Review

Etwa 20 Jahre liegt meine erste Sichtung von Hrafn Gunnlaugssons "Im Schatten des Raben" nun zurück und hat mich beim wiederholten Anschauen schier umgehauen. Die unglaublich intensive Wirkung des Films ist sowohl der packenden Handlung geschuldet, die mit der Wucht einer Shakespeare Tragödie daherkommt, als auch der faszinierenden Ästhetik der Inszenierung, welche mit keinem anderem Film des Genres vergleichbar ist. Authentizität ist das Stichwort, denn bis ins kleinste Detail scheint Gunnlaugsson die Zeit des Hochmittelalters und die isländische Kultur rekonstruiert zu haben und bereits wenige Eindrücke des Films vermitteln eine kompromisslose Absage an genretypische Klischees und die üblichen Konventionen. Oh wie muss ein Wikinger gestunken haben!

So mag auch der zweite Teil von Gunnlaugssons Raben-Trilogie optisch zunächst etwas befremdlich wirken, da die auf den ersten Blick oft schlichte, puristische Ausstattung nicht unbedingt die Erwartungen des Zuschauers bedient, dem andere Filme des Genres diese Epoche wohl eher als ein buntes, prächtiges Spektakel verkauft haben.
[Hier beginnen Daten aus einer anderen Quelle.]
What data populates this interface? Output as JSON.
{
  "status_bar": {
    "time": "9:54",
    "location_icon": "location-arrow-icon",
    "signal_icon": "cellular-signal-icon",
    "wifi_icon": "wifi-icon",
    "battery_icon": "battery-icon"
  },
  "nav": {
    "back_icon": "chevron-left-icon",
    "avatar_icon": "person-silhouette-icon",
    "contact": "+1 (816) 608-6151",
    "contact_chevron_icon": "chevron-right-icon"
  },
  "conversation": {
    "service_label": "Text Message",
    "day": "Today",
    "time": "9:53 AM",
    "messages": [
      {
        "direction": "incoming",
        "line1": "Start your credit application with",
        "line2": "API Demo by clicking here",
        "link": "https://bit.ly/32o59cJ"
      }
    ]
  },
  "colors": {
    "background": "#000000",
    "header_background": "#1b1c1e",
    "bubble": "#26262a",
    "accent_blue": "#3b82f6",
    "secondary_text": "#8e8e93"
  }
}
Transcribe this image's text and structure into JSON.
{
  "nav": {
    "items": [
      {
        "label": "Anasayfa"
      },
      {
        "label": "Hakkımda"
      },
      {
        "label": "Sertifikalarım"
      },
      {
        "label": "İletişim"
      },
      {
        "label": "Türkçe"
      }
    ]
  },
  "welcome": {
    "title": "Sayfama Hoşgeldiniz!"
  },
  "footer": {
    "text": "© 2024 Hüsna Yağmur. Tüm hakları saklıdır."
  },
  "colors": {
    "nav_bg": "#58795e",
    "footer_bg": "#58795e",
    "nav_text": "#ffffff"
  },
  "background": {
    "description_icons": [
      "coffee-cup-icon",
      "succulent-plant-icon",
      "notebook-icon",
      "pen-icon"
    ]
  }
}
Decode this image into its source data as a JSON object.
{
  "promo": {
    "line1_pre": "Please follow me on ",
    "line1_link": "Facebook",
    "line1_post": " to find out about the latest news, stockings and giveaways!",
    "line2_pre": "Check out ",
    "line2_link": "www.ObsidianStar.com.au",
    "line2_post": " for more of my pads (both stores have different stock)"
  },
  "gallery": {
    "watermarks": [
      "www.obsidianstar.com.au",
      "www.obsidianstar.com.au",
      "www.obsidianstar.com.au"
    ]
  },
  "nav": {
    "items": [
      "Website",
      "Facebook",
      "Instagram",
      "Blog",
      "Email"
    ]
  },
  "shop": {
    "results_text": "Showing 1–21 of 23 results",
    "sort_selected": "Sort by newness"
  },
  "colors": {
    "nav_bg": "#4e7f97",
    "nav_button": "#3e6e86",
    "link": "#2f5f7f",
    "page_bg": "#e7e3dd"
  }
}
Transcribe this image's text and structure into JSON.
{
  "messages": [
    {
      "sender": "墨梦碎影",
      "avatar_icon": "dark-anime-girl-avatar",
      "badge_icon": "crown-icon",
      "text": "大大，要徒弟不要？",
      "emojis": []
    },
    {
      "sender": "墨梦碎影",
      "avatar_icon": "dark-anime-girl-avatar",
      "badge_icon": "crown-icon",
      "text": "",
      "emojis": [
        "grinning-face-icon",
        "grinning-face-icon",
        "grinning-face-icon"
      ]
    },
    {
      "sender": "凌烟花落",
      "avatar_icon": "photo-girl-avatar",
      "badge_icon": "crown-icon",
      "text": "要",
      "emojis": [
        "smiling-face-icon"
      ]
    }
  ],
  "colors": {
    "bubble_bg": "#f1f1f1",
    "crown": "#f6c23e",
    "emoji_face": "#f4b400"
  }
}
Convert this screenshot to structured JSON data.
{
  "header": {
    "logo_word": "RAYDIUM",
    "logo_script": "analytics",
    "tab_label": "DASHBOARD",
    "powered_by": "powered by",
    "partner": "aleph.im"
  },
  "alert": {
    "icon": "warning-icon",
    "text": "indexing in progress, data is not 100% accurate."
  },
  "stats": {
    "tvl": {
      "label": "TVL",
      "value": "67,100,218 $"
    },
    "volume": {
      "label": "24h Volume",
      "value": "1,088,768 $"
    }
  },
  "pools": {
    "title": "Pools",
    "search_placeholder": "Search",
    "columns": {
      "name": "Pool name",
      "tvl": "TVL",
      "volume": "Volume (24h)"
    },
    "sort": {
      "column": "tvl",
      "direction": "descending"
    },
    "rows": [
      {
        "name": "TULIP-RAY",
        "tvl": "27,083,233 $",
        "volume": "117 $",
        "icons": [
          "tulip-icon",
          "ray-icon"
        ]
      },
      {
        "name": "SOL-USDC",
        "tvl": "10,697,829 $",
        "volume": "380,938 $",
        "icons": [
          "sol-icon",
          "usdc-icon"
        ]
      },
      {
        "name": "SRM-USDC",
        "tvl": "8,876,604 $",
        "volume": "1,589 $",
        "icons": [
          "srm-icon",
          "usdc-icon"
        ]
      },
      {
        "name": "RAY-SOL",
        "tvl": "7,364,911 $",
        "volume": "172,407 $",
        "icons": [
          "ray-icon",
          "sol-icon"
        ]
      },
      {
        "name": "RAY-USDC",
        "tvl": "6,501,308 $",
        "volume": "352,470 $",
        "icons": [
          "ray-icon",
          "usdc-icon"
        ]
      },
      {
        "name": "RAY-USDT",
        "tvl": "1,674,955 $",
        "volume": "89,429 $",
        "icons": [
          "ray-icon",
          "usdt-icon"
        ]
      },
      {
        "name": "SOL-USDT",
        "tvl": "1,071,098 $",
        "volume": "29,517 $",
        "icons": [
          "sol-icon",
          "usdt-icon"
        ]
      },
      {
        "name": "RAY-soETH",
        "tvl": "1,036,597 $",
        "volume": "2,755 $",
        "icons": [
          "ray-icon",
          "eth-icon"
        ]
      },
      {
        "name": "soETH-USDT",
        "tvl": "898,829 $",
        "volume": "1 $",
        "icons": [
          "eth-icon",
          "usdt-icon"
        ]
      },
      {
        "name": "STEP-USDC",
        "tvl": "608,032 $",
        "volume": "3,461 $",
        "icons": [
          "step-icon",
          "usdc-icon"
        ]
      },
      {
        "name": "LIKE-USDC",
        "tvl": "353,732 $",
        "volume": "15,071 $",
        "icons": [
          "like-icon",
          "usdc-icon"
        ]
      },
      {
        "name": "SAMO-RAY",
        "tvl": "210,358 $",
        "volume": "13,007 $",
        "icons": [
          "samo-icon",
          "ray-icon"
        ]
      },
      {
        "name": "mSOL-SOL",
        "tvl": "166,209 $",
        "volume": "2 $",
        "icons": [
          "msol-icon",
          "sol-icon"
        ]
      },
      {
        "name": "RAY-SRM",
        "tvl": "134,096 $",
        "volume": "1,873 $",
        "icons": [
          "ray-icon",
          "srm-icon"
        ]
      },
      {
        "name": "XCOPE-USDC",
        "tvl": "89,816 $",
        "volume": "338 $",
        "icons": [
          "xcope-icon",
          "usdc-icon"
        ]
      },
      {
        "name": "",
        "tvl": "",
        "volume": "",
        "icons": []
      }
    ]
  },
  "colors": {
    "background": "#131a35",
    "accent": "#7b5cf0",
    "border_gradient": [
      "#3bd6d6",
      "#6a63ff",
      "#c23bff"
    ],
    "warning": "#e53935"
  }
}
Fast könnte man diesbezüglich von einer Kargheit sprechen, der es (insbesondere in homogener Verbindung mit den umwerfenden Naturaufnahmen Islands) dennoch an nichts fehlt, um eine glaubhafte Illusion der Vergangenheit entstehen zu lassen. Nicht zuletzt auch die tadellose Performance des gesamten Ensembles trägt hierzu ihren Teil dazu bei. Wenn man in die Gesichter dieser Schauspieler sieht, wird einem einmal mehr deutlich, wie austauschbar doch die meisten Rollen im Bereich des Mainstream-Kinos sind.

Liebe und Hass, Loyalität und Verrat, Vergeltung und Vergebung sind die Motive der Beteiligten einer rein oberflächlich betrachtet tragischen Rachegeschichte. Brutal und gewalttätig geht es von Anfang bis Ende zur Sache, wobei die Gewaltdarstellungen recht drastisch (wenn auch selten allzu blutig) dargestellt sind. Das Handeln des Protagonisten ist ferner auch stark religiös motiviert, wodurch - bisweilen über das Augenscheinliche hinaus - der Film zusätzlich eine allegorische Auseinandersetzung mit Christentum und Heidentum liefert. Auch durch die Wahl der narrativen Mittel hebt sich Gunnlaugssons meisterhafte Regiearbeit von den Konventionen vieler Unterhaltungsfilme ab, exemplarisch sei die Szene genannt, in der sich Braut und Bräutigam auf der Felsenbrücke treffen und distanzierte Beobachter das Geschehen als Frage-und-Antwort-Spiel verbalisieren.

Jeder Rotz wird heutzutage auf DVD wiederveröffentlicht  und es ginge einfach nicht gerecht zu auf dieser Welt, wenn ein Regisseur wie Hrafn Gunnlaugsson derartige Meisterwerke schafft und sich dafür dennoch kein Vertrieb findet. Lange genug hat es gedauert, so dass selbst der äußerst spartanisch ausgestattete Silberling von EuroVideo einem vorkommt wie eine Offenbarung. Absolut unverzichtbar.